Op grond van wat in 4.2 en 4.3 is overwogen wordt met de rechtbank geconcludeerd dat appellant had kunnen en moeten weten dat een deel van zijn inkomsten als startende zelfstandige zou worden verrekend met de door hem over de startersperiode ontvangen
WW-uitkering. Er is dan ook geen grond om af te wijken van de dwingend voorgeschreven wijze van verrekening van de inkomsten.
4.5.
Appellant heeft geen gronden aangevoerd tegen de hoogte van de bij de berekening van de korting in aanmerking genomen uitkering, noch tegen de berekening als zodanig. Dat zijn vader een lager bedrag moet terugbetalen is geen aamwijzing dat ten aanzien van appellant een onjuiste berekening heeft plaatsgevonden. De terugvoredering wordt immers berekend aan de hand van de belastingaanslagen en die verschillen per persoon.
4.6.
Wat is overwogen in 4.2 tot en met 4.5 leidt tot de conclusie dat het hoger beroep niet slaagt. De aangevallen uitspraak moet worden bevestigd.

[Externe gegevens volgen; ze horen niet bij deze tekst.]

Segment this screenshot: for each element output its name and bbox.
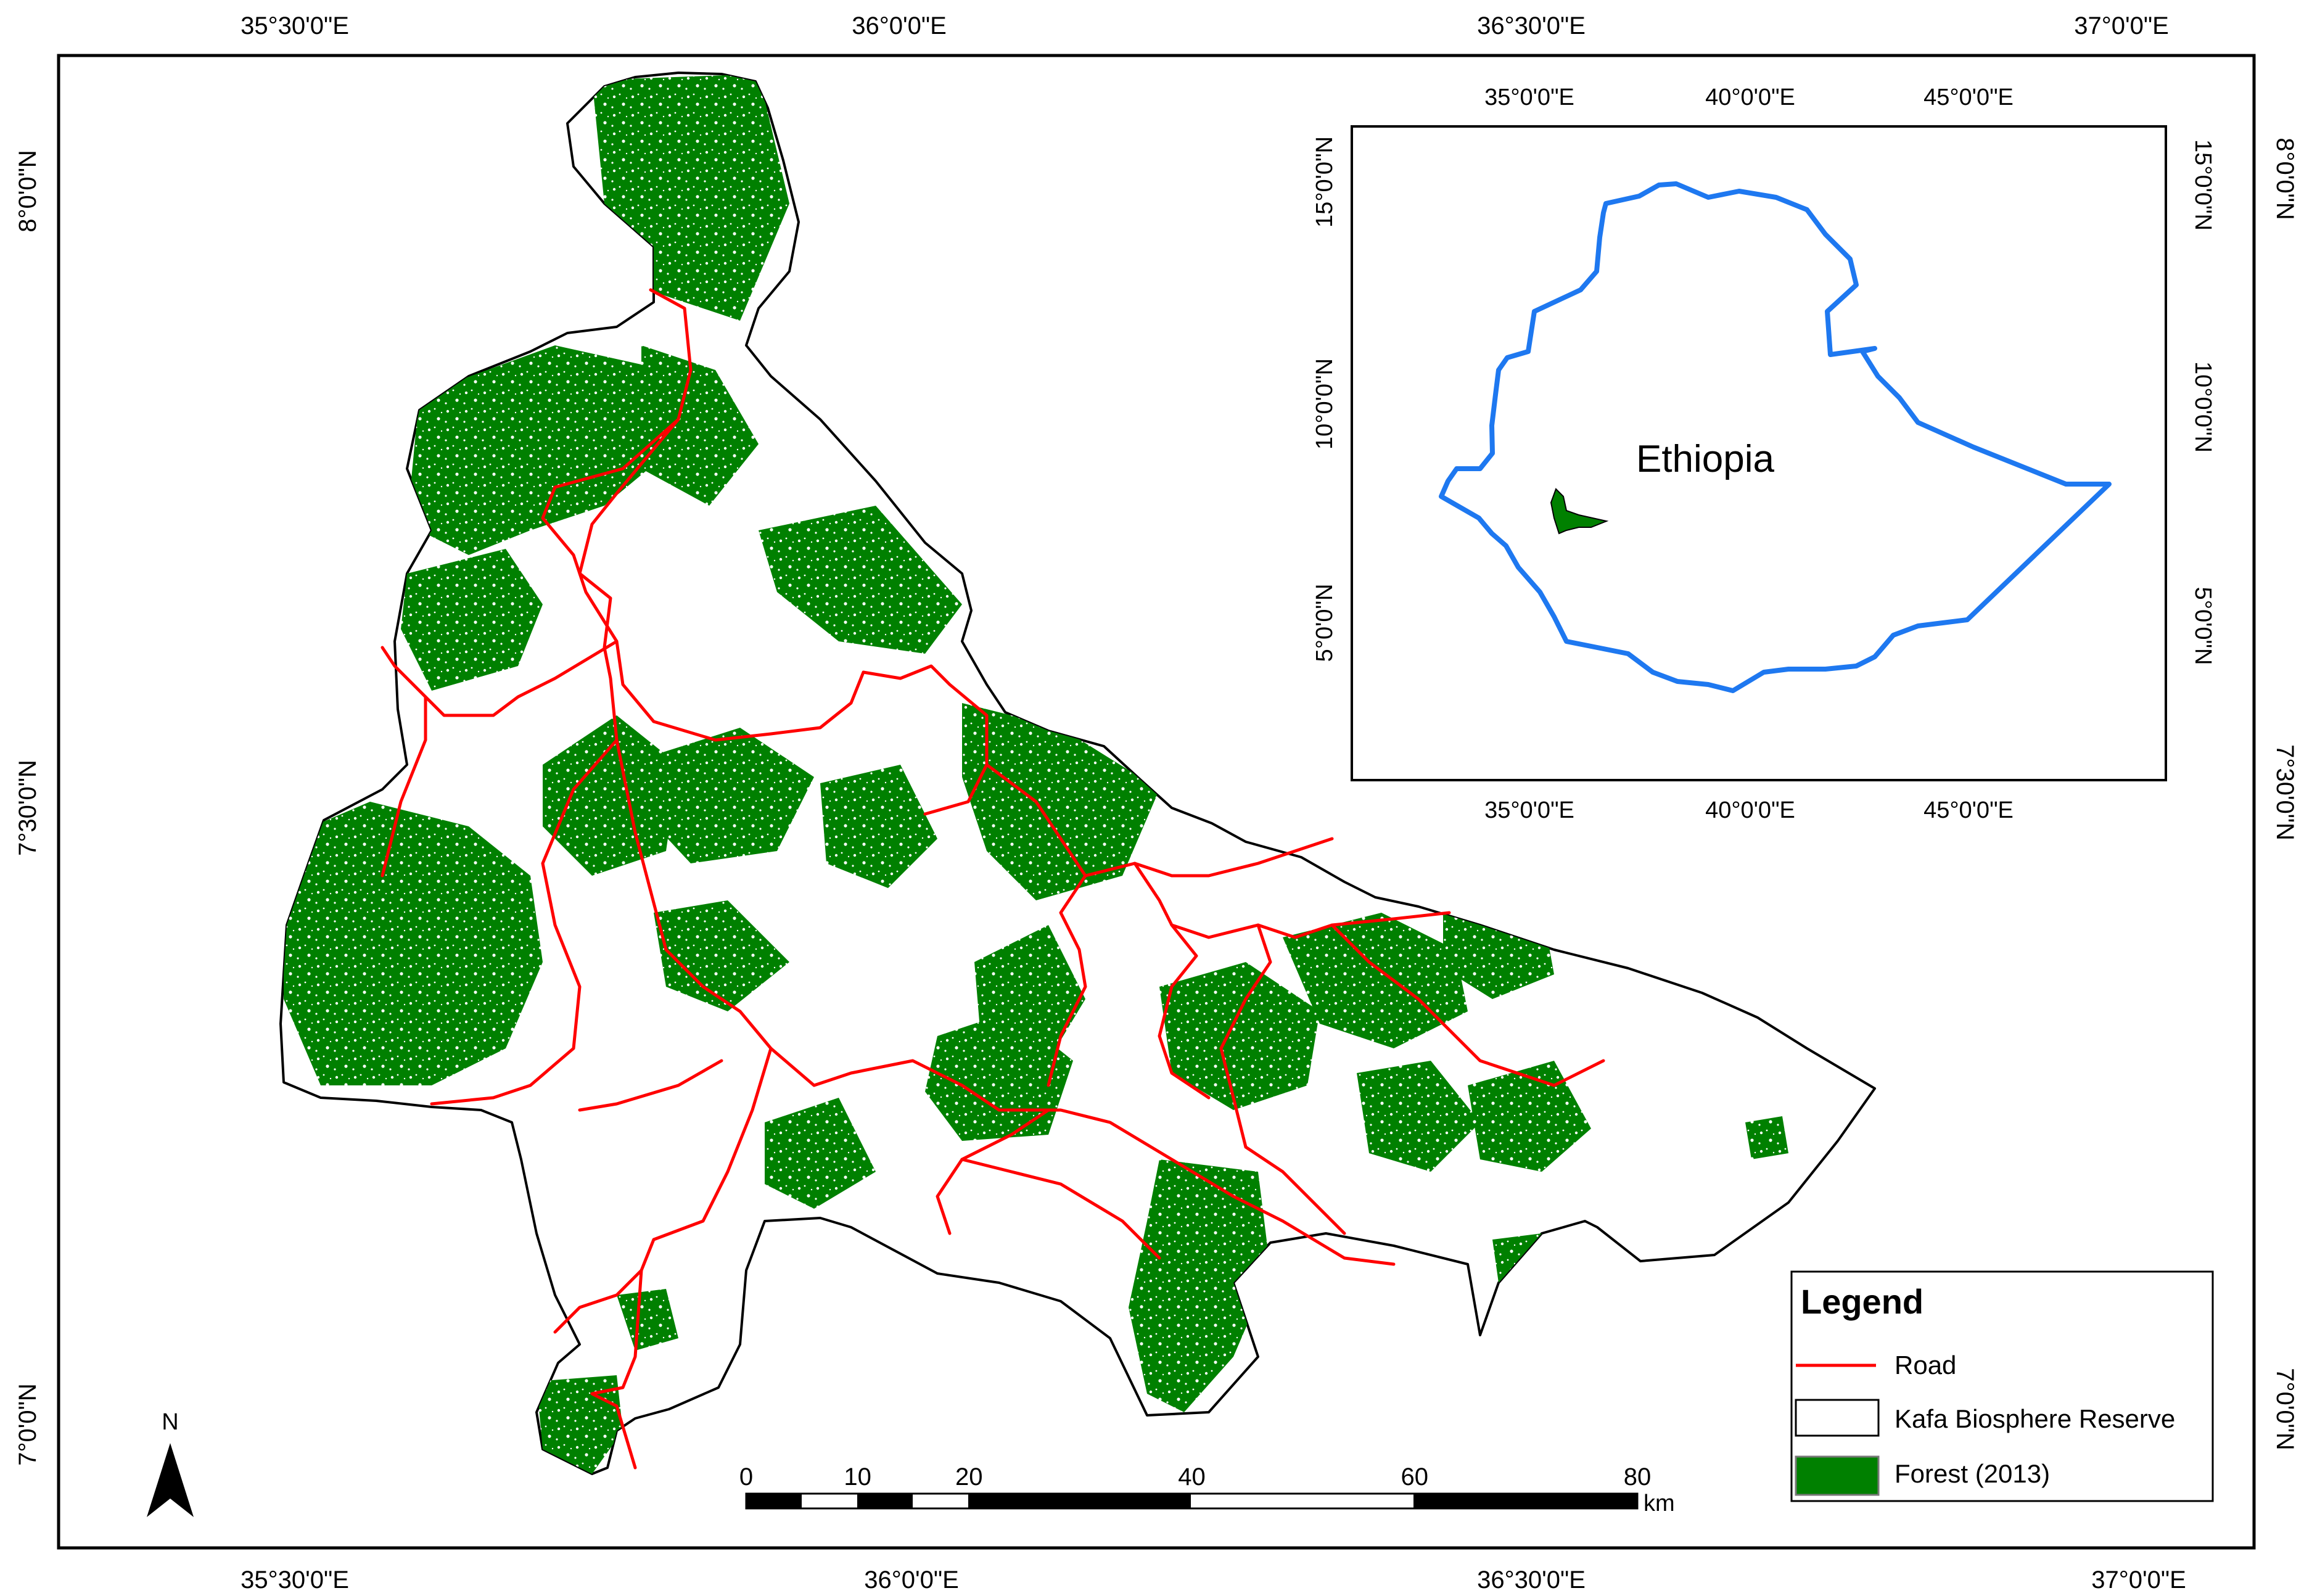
legend-item-road: Road <box>1895 1351 1956 1380</box>
lat-labels-right: 8°0'0"N 7°30'0"N 7°0'0"N <box>2271 138 2298 1450</box>
scale-bar-tick-label: 80 <box>1624 1463 1652 1491</box>
lat-label: 7°0'0"N <box>2271 1368 2298 1450</box>
inset-lat-label: 15°0'0"N <box>1312 136 1338 228</box>
scale-bar-tick-label: 10 <box>844 1463 871 1491</box>
kafa-location-marker <box>1550 488 1609 535</box>
inset-country-label: Ethiopia <box>1636 438 1775 480</box>
lon-label: 36°0'0"E <box>864 1566 959 1594</box>
inset-lon-label: 35°0'0"E <box>1484 84 1574 110</box>
legend-reserve-symbol <box>1795 1399 1880 1437</box>
scale-bar-unit: km <box>1644 1491 1675 1516</box>
legend-item-forest: Forest (2013) <box>1895 1459 2050 1488</box>
road-network <box>381 288 1605 1470</box>
lon-label: 37°0'0"E <box>2074 12 2169 39</box>
legend-item-reserve: Kafa Biosphere Reserve <box>1895 1404 2175 1433</box>
lon-label: 37°0'0"E <box>2091 1566 2186 1594</box>
lat-label: 7°0'0"N <box>14 1383 41 1465</box>
lat-label: 7°30'0"N <box>2271 744 2298 841</box>
lon-label: 35°30'0"E <box>241 1566 349 1594</box>
north-arrow-icon <box>147 1443 170 1517</box>
lat-label: 7°30'0"N <box>14 760 41 856</box>
north-arrow: N <box>147 1409 194 1517</box>
inset-lat-label: 10°0'0"N <box>2190 361 2216 453</box>
inset-lat-label: 5°0'0"N <box>1312 584 1338 662</box>
lon-label: 36°0'0"E <box>852 12 947 39</box>
legend-forest-symbol <box>1795 1455 1880 1496</box>
inset-lat-label: 15°0'0"N <box>2190 139 2216 231</box>
legend: Legend Road Kafa Biosphere Reserve Fores… <box>1790 1270 2214 1502</box>
scale-bar-segment <box>968 1494 1191 1508</box>
lat-label: 8°0'0"N <box>14 150 41 232</box>
forest-cover-2013 <box>284 74 1788 1474</box>
inset-lon-label: 45°0'0"E <box>1923 84 2014 110</box>
inset-lon-label: 40°0'0"E <box>1705 84 1795 110</box>
lat-label: 8°0'0"N <box>2271 138 2298 220</box>
scale-bar-tick-label: 40 <box>1178 1463 1206 1491</box>
inset-lon-label: 35°0'0"E <box>1484 797 1574 823</box>
north-arrow-label: N <box>162 1409 178 1435</box>
lon-label: 36°30'0"E <box>1477 1566 1586 1594</box>
lon-labels-top: 35°30'0"E 36°0'0"E 36°30'0"E 37°0'0"E <box>241 12 2169 39</box>
lon-label: 35°30'0"E <box>241 12 349 39</box>
inset-lat-label: 5°0'0"N <box>2190 587 2216 665</box>
scale-bar-tick-label: 0 <box>739 1463 753 1491</box>
scale-bar-tick-label: 20 <box>955 1463 983 1491</box>
ethiopia-boundary <box>1439 181 2112 693</box>
scale-bar-segment <box>857 1494 913 1508</box>
scale-bar-tick-label: 60 <box>1401 1463 1429 1491</box>
scale-bar-segment <box>1413 1494 1637 1508</box>
inset-lon-label: 40°0'0"E <box>1705 797 1795 823</box>
inset-map: 35°0'0"E 40°0'0"E 45°0'0"E 35°0'0"E 40°0… <box>1312 84 2216 823</box>
scale-bar: 0 10 20 40 60 80 km <box>739 1463 1675 1516</box>
inset-lon-label: 45°0'0"E <box>1923 797 2014 823</box>
inset-lat-label: 10°0'0"N <box>1312 358 1338 450</box>
lon-label: 36°30'0"E <box>1477 12 1586 39</box>
lat-labels-left: 8°0'0"N 7°30'0"N 7°0'0"N <box>14 150 41 1465</box>
scale-bar-segment <box>746 1494 802 1508</box>
scale-bar-ticks: 0 10 20 40 60 80 <box>739 1463 1651 1491</box>
lon-labels-bottom: 35°30'0"E 36°0'0"E 36°30'0"E 37°0'0"E <box>241 1566 2186 1594</box>
inset-frame <box>1351 125 2167 781</box>
legend-title: Legend <box>1801 1282 1923 1321</box>
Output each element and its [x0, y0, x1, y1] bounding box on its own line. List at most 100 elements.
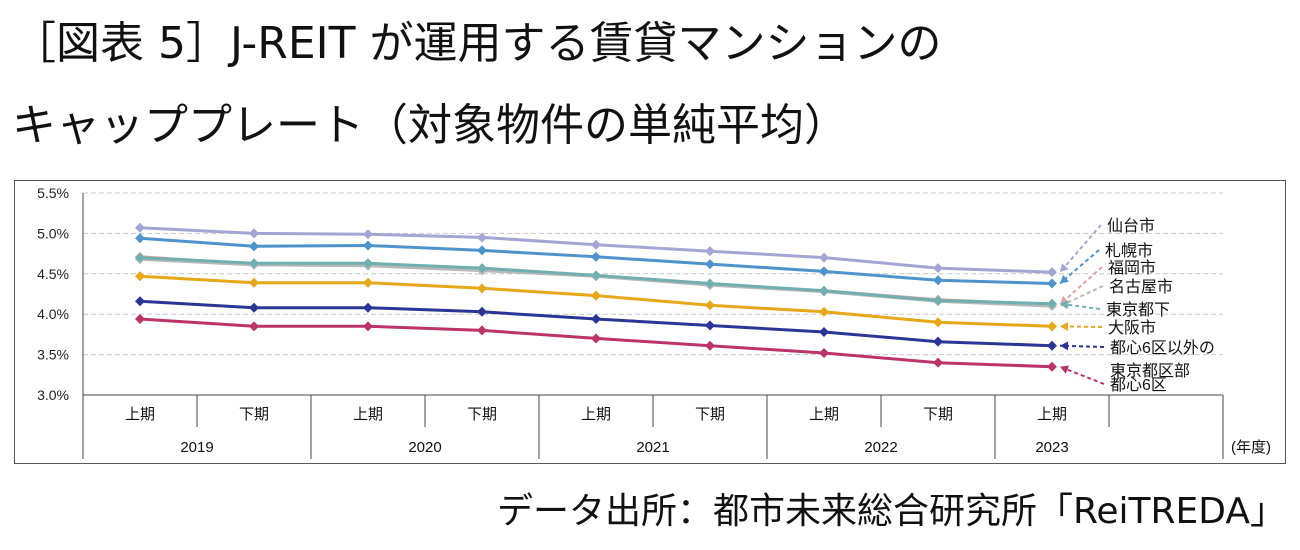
data-point — [819, 347, 829, 358]
y-tick-label: 3.5% — [37, 347, 69, 363]
data-point — [705, 246, 715, 257]
data-point — [135, 252, 145, 263]
data-point — [363, 277, 373, 288]
data-point — [363, 302, 373, 313]
data-point — [249, 321, 259, 332]
data-point — [135, 314, 145, 325]
y-tick-label: 4.0% — [37, 306, 69, 322]
chart-title-line-1: ［図表 5］J-REIT が運用する賃貸マンションの — [12, 18, 942, 69]
data-point — [705, 340, 715, 351]
data-point — [591, 270, 601, 281]
data-source-note: データ出所：都市未来総合研究所「ReiTREDA」 — [496, 491, 1286, 532]
series-end-label: 福岡市 — [1108, 259, 1156, 277]
chart-frame: 3.0% 3.5% 4.0% 4.5% 5.0% 5.5% 上期 下期 上期 下期 上期 下期 上期 下期… — [14, 180, 1286, 464]
data-point — [591, 333, 601, 344]
series-end-label: 仙台市 — [1107, 217, 1155, 235]
series-end-label: 都心6区以外の — [1110, 339, 1215, 357]
series-end-label: 大阪市 — [1108, 319, 1156, 337]
label-leader-line — [1059, 266, 1103, 306]
data-point — [933, 263, 943, 274]
series-end-label: 名古屋市 — [1109, 278, 1173, 296]
data-point — [1047, 267, 1057, 278]
data-point — [819, 326, 829, 337]
label-leader-arrowhead — [1060, 300, 1069, 310]
data-point — [1047, 278, 1057, 289]
data-point — [477, 283, 487, 294]
data-point — [249, 228, 259, 239]
x-period-label: 上期 — [809, 406, 839, 423]
series-end-label: 東京都下 — [1106, 301, 1170, 319]
label-leader-line — [1059, 224, 1102, 273]
chart-title-line-2: キャッププレート（対象物件の単純平均） — [12, 100, 848, 151]
y-tick-label: 4.5% — [37, 266, 69, 282]
data-point — [249, 258, 259, 269]
data-point — [363, 321, 373, 332]
data-point — [135, 222, 145, 233]
line-chart: 3.0% 3.5% 4.0% 4.5% 5.0% 5.5% 上期 下期 上期 下期 上期 下期 上期 下期… — [37, 185, 1271, 459]
label-leader-arrowhead — [1060, 274, 1069, 284]
data-point — [1047, 340, 1057, 351]
data-point — [477, 306, 487, 317]
data-point — [249, 302, 259, 313]
x-period-label: 上期 — [1037, 406, 1067, 423]
data-point — [591, 251, 601, 262]
data-point — [591, 314, 601, 325]
data-point — [1047, 298, 1057, 309]
x-period-label: 上期 — [581, 406, 611, 423]
data-point — [933, 275, 943, 286]
x-year-label: 2021 — [636, 439, 669, 456]
data-point — [477, 263, 487, 274]
x-period-label: 上期 — [353, 406, 383, 423]
y-tick-label: 5.5% — [37, 185, 69, 201]
series-end-label: 東京都区部 — [1110, 362, 1190, 380]
data-point — [933, 336, 943, 347]
data-point — [1047, 361, 1057, 372]
data-point — [705, 300, 715, 311]
label-leader-arrowhead — [1060, 341, 1069, 351]
y-tick-label: 3.0% — [37, 387, 69, 403]
data-point — [933, 317, 943, 328]
data-point — [477, 245, 487, 256]
data-point — [591, 290, 601, 301]
data-point — [1047, 321, 1057, 332]
data-point — [819, 252, 829, 263]
data-point — [477, 325, 487, 336]
series-end-label: 都心6区 — [1110, 376, 1167, 394]
label-leader-line — [1059, 365, 1105, 385]
data-point — [705, 259, 715, 270]
label-leader-arrowhead — [1060, 322, 1069, 331]
data-point — [933, 357, 943, 368]
x-year-label: 2019 — [180, 439, 213, 456]
label-leader-line — [1059, 285, 1104, 308]
x-period-label: 下期 — [467, 406, 497, 423]
x-unit-label: (年度) — [1231, 439, 1271, 456]
data-point — [819, 306, 829, 317]
label-leader-arrowhead — [1060, 263, 1069, 273]
data-point — [933, 295, 943, 306]
data-point — [135, 271, 145, 282]
data-point — [249, 241, 259, 252]
data-point — [363, 229, 373, 240]
label-leader-arrowhead — [1060, 365, 1070, 374]
data-point — [591, 239, 601, 250]
data-point — [477, 232, 487, 243]
data-point — [705, 320, 715, 331]
x-year-label: 2023 — [1035, 439, 1068, 456]
data-point — [363, 240, 373, 251]
x-period-label: 下期 — [923, 406, 953, 423]
data-point — [819, 266, 829, 277]
data-point — [135, 233, 145, 244]
data-point — [363, 258, 373, 269]
x-period-label: 上期 — [125, 406, 155, 423]
data-point — [705, 278, 715, 289]
x-year-label: 2020 — [408, 439, 441, 456]
x-year-label: 2022 — [864, 439, 897, 456]
data-point — [819, 285, 829, 296]
data-point — [249, 277, 259, 288]
data-point — [135, 296, 145, 307]
x-period-label: 下期 — [239, 406, 269, 423]
y-tick-label: 5.0% — [37, 225, 69, 241]
label-leader-line — [1059, 249, 1100, 285]
series-end-label: 札幌市 — [1105, 242, 1153, 260]
x-period-label: 下期 — [695, 406, 725, 423]
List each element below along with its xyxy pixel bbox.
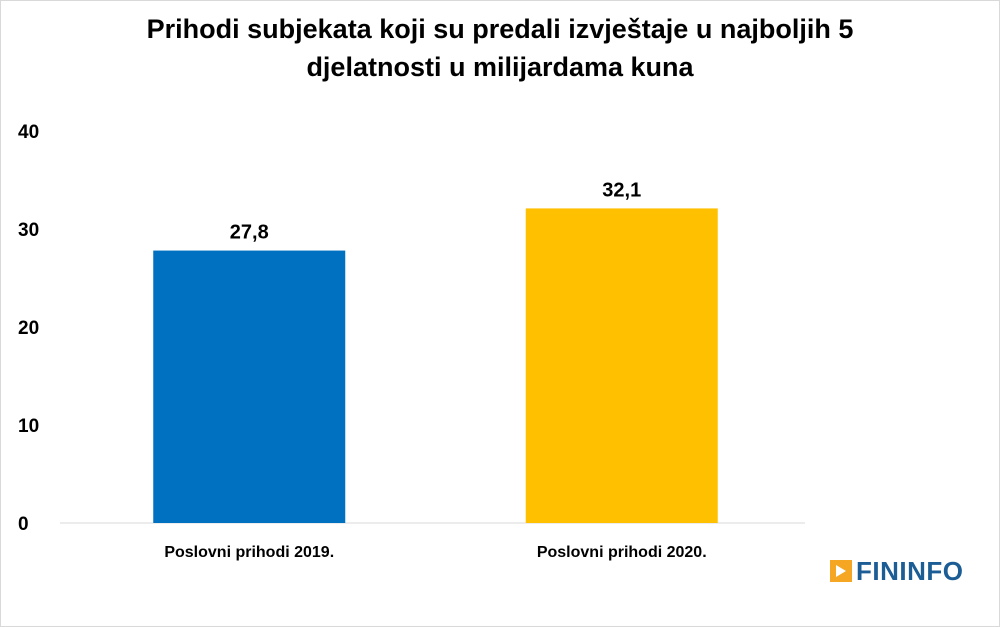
logo-arrow-icon	[830, 560, 852, 582]
chart-title: Prihodi subjekata koji su predali izvješ…	[0, 10, 1000, 86]
x-category-label: Poslovni prihodi 2020.	[537, 544, 707, 561]
y-tick-label: 20	[18, 318, 39, 339]
y-tick-label: 10	[18, 416, 39, 437]
bar	[525, 208, 718, 524]
y-tick-label: 40	[18, 122, 39, 143]
y-tick-label: 30	[18, 220, 39, 241]
y-tick-label: 0	[18, 514, 29, 535]
chart-title-line-1: Prihodi subjekata koji su predali izvješ…	[146, 14, 854, 44]
data-label: 32,1	[602, 179, 641, 201]
bar	[153, 250, 346, 523]
x-category-label: Poslovni prihodi 2019.	[164, 544, 334, 561]
logo-text: FININFO	[856, 555, 964, 586]
chart-title-line-2: djelatnosti u milijardama kuna	[306, 52, 694, 82]
data-label: 27,8	[230, 222, 269, 244]
fininfo-logo: FININFO	[830, 555, 964, 586]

5. Voor een veroordeling in de proceskosten bestaat geen aanleiding.

BESLISSING

De Centrale Raad van Beroep bevestigt de aangevallen uitspraak
Deze uitspraak is gedaan door B.M. van Dun, in tegenwoordigheid van R.P.W. Jongbloed als griffier. De beslissing is uitgesproken in het openbaar op 2 januari 2019.